Todos reconhecem isso e a cobertura reflete isso.
No entanto, muitos meios de comunicação acusam o Presidente Donald Trump de querer que a América perca a guerra, e o seu presidente da FCC está a falar de redes que perdem as suas licenças.
Não há dúvida de que a credibilidade jornalística se deteriorou na era Trump e o presidente utilizou processos judiciais e outras tácticas para pressionar as organizações noticiosas.
América ‘bloqueada e carregada’ para destruir a ‘jóia da coroa’ do Irã ‘se quisermos’, alerta Trump
Muitas pessoas na mídia acusam o presidente dos EUA, Donald Trump, de perder o conflito no Irã. (Saul Loeb/AFP via Getty Images)

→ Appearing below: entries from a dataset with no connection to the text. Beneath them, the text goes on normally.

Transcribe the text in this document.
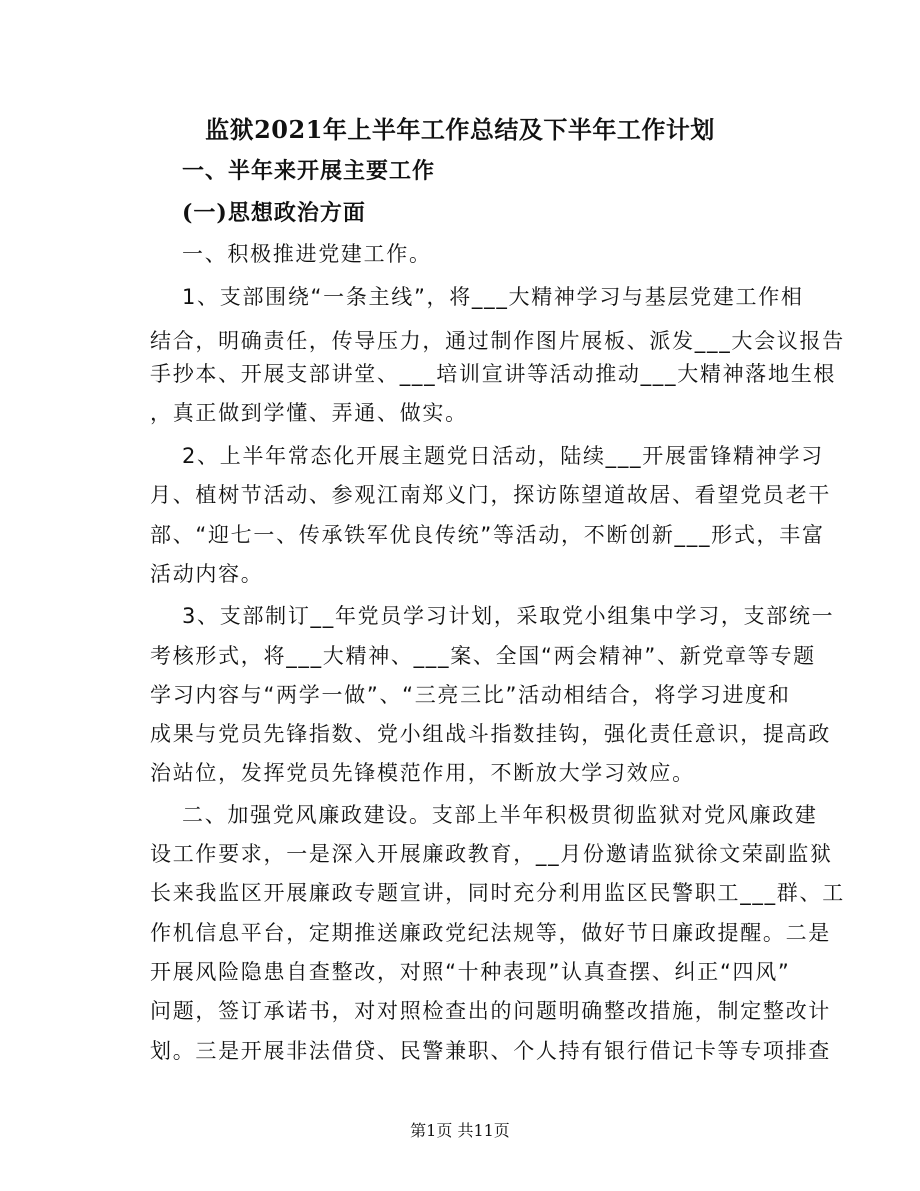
监狱2021年上半年工作总结及下半年工作计划
一、半年来开展主要工作
(一)思想政治方面
一、积极推进党建工作。
1、支部围绕“一条主线”，将___大精神学习与基层党建工作相
结合，明确责任，传导压力，通过制作图片展板、派发___大会议报告
手抄本、开展支部讲堂、___培训宣讲等活动推动___大精神落地生根
，真正做到学懂、弄通、做实。
2、上半年常态化开展主题党日活动，陆续___开展雷锋精神学习
月、植树节活动、参观江南郑义门，探访陈望道故居、看望党员老干
部、“迎七一、传承铁军优良传统”等活动，不断创新___形式，丰富
活动内容。
3、支部制订__年党员学习计划，采取党小组集中学习，支部统一
考核形式，将___大精神、___案、全国“两会精神”、新党章等专题
学习内容与“两学一做”、“三亮三比”活动相结合，将学习进度和
成果与党员先锋指数、党小组战斗指数挂钩，强化责任意识，提高政
治站位，发挥党员先锋模范作用，不断放大学习效应。
二、加强党风廉政建设。支部上半年积极贯彻监狱对党风廉政建
设工作要求，一是深入开展廉政教育，__月份邀请监狱徐文荣副监狱
长来我监区开展廉政专题宣讲，同时充分利用监区民警职工___群、工
作机信息平台，定期推送廉政党纪法规等，做好节日廉政提醒。二是
开展风险隐患自查整改，对照“十种表现”认真查摆、纠正“四风”
问题，签订承诺书，对对照检查出的问题明确整改措施，制定整改计
划。三是开展非法借贷、民警兼职、个人持有银行借记卡等专项排查
第1页 共11页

Ao mesmo tempo, dado o nítido contraste entre a retórica passada de Trump contra o envolvimento em guerras estrangeiras e a sua decisão de atacar o Irão e acabar com o seu programa de armas nucleares, os jornalistas têm o dever de perguntar sobre os últimos desenvolvimentos numa guerra que dividiu o movimento mediático MAGA.
Não foi um grande choque, mas como acontece com qualquer desafio à narrativa oficial, o presidente reagiu aos questionadores.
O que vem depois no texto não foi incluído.